Humphreys who is an expert on GPS jamming said that the Russians could cause some serious confusion for the drone operators. If GPS signals are lost drones may appear in locations where they are not, possibly causing them to crash.
The first time that the Russian were caught jamming drones was four years ago during the invasion of Crimea in eastern Ukraine. Humphreys said that the jammers were first detected as a faint signal. They had a serious impact on the United Nations surveillance drones, that were trying to gather intelligence from the air.
The Defense Department did not comment on the possibility of drones crashing as a result of GPS jammers. Pentagon spokesman Eric Pahon said:
“The U.S. military maintains sufficient countermeasures and protections to ensure the safety of our manned and unmanned aircraft, our forces and the missions they support.”

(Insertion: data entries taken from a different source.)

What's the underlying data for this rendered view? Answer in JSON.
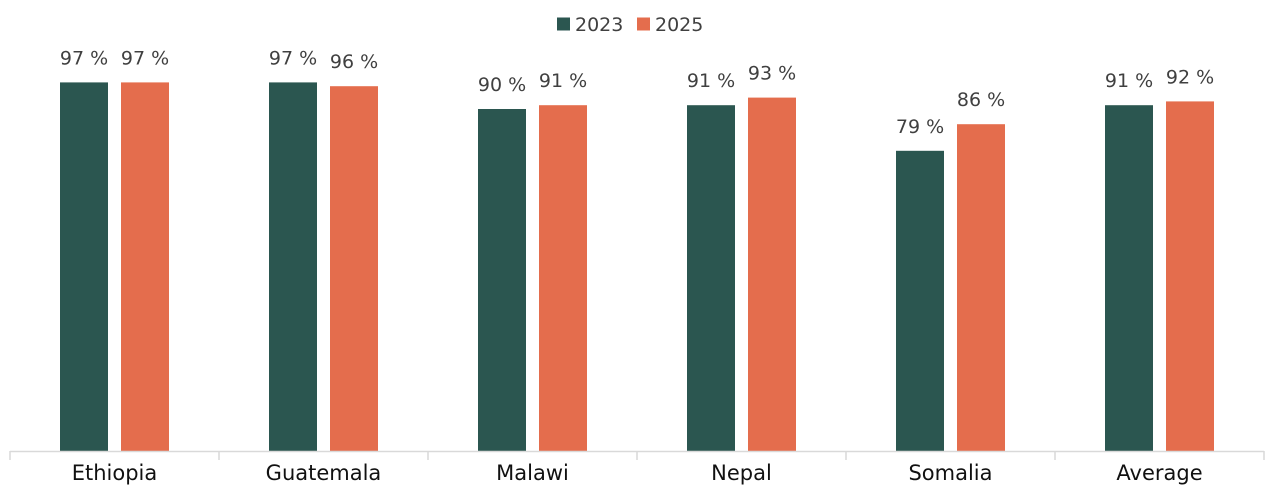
{
  "chart_data": {
    "type": "bar",
    "title": "",
    "xlabel": "",
    "ylabel": "",
    "ylim": [
      0,
      100
    ],
    "grid": false,
    "legend_position": "top-center",
    "categories": [
      "Ethiopia",
      "Guatemala",
      "Malawi",
      "Nepal",
      "Somalia",
      "Average"
    ],
    "series": [
      {
        "name": "2023",
        "color": "#2b5650",
        "values": [
          97,
          97,
          90,
          91,
          79,
          91
        ],
        "labels": [
          "97 %",
          "97 %",
          "90 %",
          "91 %",
          "79 %",
          "91 %"
        ]
      },
      {
        "name": "2025",
        "color": "#e46d4d",
        "values": [
          97,
          96,
          91,
          93,
          86,
          92
        ],
        "labels": [
          "97 %",
          "96 %",
          "91 %",
          "93 %",
          "86 %",
          "92 %"
        ]
      }
    ]
  }
}
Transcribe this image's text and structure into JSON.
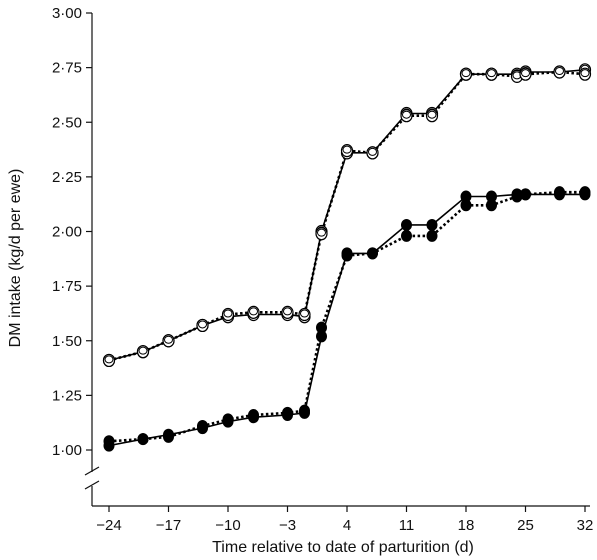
{
  "chart_data": {
    "type": "line",
    "xlabel": "Time relative to date of parturition (d)",
    "ylabel": "DM intake (kg/d per ewe)",
    "xlim": [
      -26,
      32
    ],
    "ylim": [
      0.85,
      3.0
    ],
    "x_ticks": [
      -24,
      -17,
      -10,
      -3,
      4,
      11,
      18,
      25,
      32
    ],
    "x_tick_labels": [
      "−24",
      "−17",
      "−10",
      "−3",
      "4",
      "11",
      "18",
      "25",
      "32"
    ],
    "y_ticks": [
      1.0,
      1.25,
      1.5,
      1.75,
      2.0,
      2.25,
      2.5,
      2.75,
      3.0
    ],
    "y_tick_labels": [
      "1·00",
      "1·25",
      "1·50",
      "1·75",
      "2·00",
      "2·25",
      "2·50",
      "2·75",
      "3·00"
    ],
    "y_axis_break": true,
    "grid": false,
    "series": [
      {
        "marker": "double-open-circle",
        "line": "solid",
        "color": "#000000",
        "x": [
          -24,
          -20,
          -17,
          -13,
          -10,
          -7,
          -3,
          -1,
          1,
          4,
          7,
          11,
          14,
          18,
          21,
          24,
          25,
          29,
          32
        ],
        "y": [
          1.41,
          1.45,
          1.5,
          1.57,
          1.61,
          1.62,
          1.62,
          1.61,
          2.0,
          2.36,
          2.36,
          2.54,
          2.54,
          2.72,
          2.72,
          2.72,
          2.73,
          2.73,
          2.74
        ]
      },
      {
        "marker": "double-open-circle",
        "line": "dotted",
        "color": "#000000",
        "x": [
          -24,
          -20,
          -17,
          -13,
          -10,
          -7,
          -3,
          -1,
          1,
          4,
          7,
          11,
          14,
          18,
          21,
          24,
          25,
          29,
          32
        ],
        "y": [
          1.41,
          1.45,
          1.5,
          1.57,
          1.62,
          1.63,
          1.63,
          1.62,
          1.99,
          2.37,
          2.36,
          2.53,
          2.53,
          2.72,
          2.72,
          2.71,
          2.72,
          2.73,
          2.72
        ]
      },
      {
        "marker": "filled-circle",
        "line": "solid",
        "color": "#000000",
        "x": [
          -24,
          -20,
          -17,
          -13,
          -10,
          -7,
          -3,
          -1,
          1,
          4,
          7,
          11,
          14,
          18,
          21,
          24,
          25,
          29,
          32
        ],
        "y": [
          1.02,
          1.05,
          1.07,
          1.1,
          1.13,
          1.15,
          1.16,
          1.17,
          1.52,
          1.9,
          1.9,
          2.03,
          2.03,
          2.16,
          2.16,
          2.17,
          2.17,
          2.17,
          2.17
        ]
      },
      {
        "marker": "filled-circle",
        "line": "dotted",
        "color": "#000000",
        "x": [
          -24,
          -20,
          -17,
          -13,
          -10,
          -7,
          -3,
          -1,
          1,
          4,
          7,
          11,
          14,
          18,
          21,
          24,
          25,
          29,
          32
        ],
        "y": [
          1.04,
          1.05,
          1.06,
          1.11,
          1.14,
          1.16,
          1.17,
          1.18,
          1.56,
          1.89,
          1.9,
          1.98,
          1.98,
          2.12,
          2.12,
          2.16,
          2.17,
          2.18,
          2.18
        ]
      }
    ]
  }
}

However, one U.S. official did confirm that the GPS jamming of the Russians did have an impact on the U.S. military drone operations in Syria. Officials also confirmed that the equipment used by the Russians is very sophisticated and effective even against some encrypted signals and anti-jamming receivers. The larger drones such as the Predators and Reapers that are often used in combat situations are less impacted than the smaller surveillance drones.
According to Humphreys, the Russian GPS jamming of U.S. drones is serious, even though it takes place in cyberspace.
“They are a little less hostile looking than a kinetic bullet but sometimes the effect can be just as damaging,” he said. “It’s like shooting at them with radio waves instead of bullets.”